The skiff bumped against the side of the ship that loomed above us like a sea beast from a child’s bedtime tale. Someone threw down a rope ladder, and Odd Eyes motioned me toward it with his knife. The boat rocked as I clumsily rose to my feet, almost pitching me into the black water. For an instant, I thought I might just do that—fling myself overboard and swim for all I was worth.

Almost as if he heard my thoughts, Odd Eyes grabbed me by the hair and forced my head up, pointing with his knife. Standing at the railing, I saw a stocky form holding a bow, an arrow already nocked and the bowstring half-pulled.

“You even think of taking a bath and my mate there will put a hole in you before you hit the water,” he hissed in my ear.

I had no choice but to climb the ladder, Odd Eyes and the dark-haired man following close behind. I’d never been on a seagoing vessel before, and my knees buckled as the deck of the ship tilted beneath my feet. I took a deep breath and tried to imagine that the rolling motion was the swaying of my racing chariot. This was just another challenge, I told myself. Just another adversary to beat.

I looked around for any possible escape, but Odd Eyes was right there, shoving me roughly toward a hatch in the middle of the deck that yawned like a gaping black maw. I heard the scrape of iron on wood as the anchor was dragged slowly on board, and I felt the ship lurching forward in the river current.

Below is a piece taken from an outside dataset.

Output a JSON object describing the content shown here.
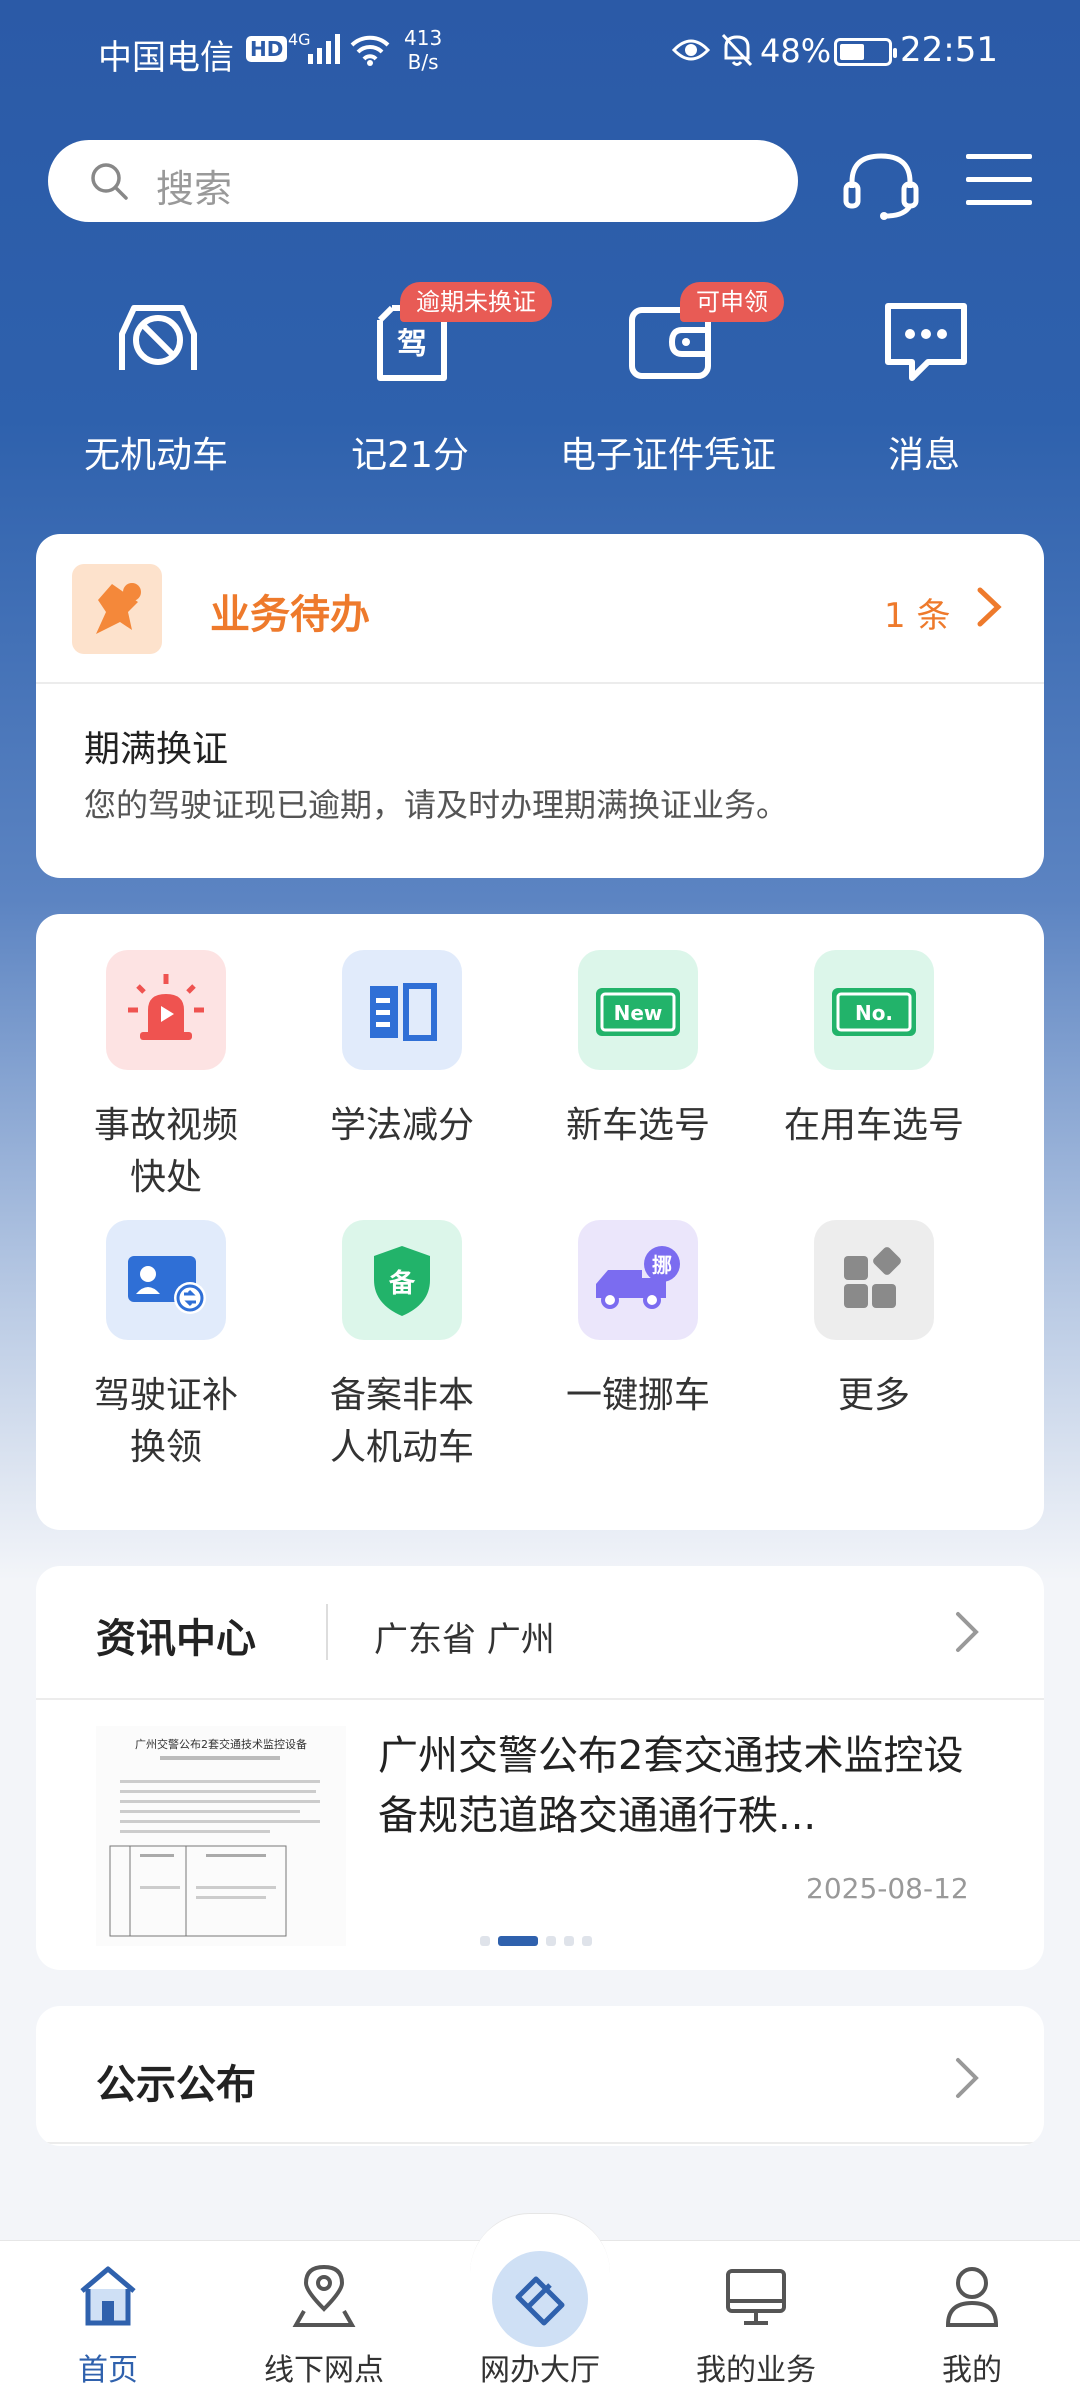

As the forested riverbank slid away behind us, I bolted toward the ship railing. I made it three or four steps before Odd Eyes grabbed me and dealt a lazy backhand to my jaw that sent me reeling.

“Take her below,” Odd Eyes growled, pushing me toward a heavily muscled man. “She’s got an urge to run. Convince her otherwise.”





V



EARLIER THAT NIGHT, I had knelt on the floor of my house and slid the slender silver torc from around my neck. The torc had been a symbol of my status within the Cantii tribe. The daughter of a king. I had cast it onto the flames of the brazier and thought I’d never feel the cool, heavy caress of metal around my throat again. I was wrong.

This new ring of metal was colder. Heavier.

And it marked me in just the same way—only now my status was “slave.”

The collar was made of coarsely wrought iron. Dull and chafing, hammered on with a bolt and tethered to a stout post in the hold by a chain through a ring. It was loose enough that it sat on my collarbones, but I still felt like I was choking. My people were fiercely protective of our freedom. To be a freeman or freewoman was to have status in the tribe. Respect.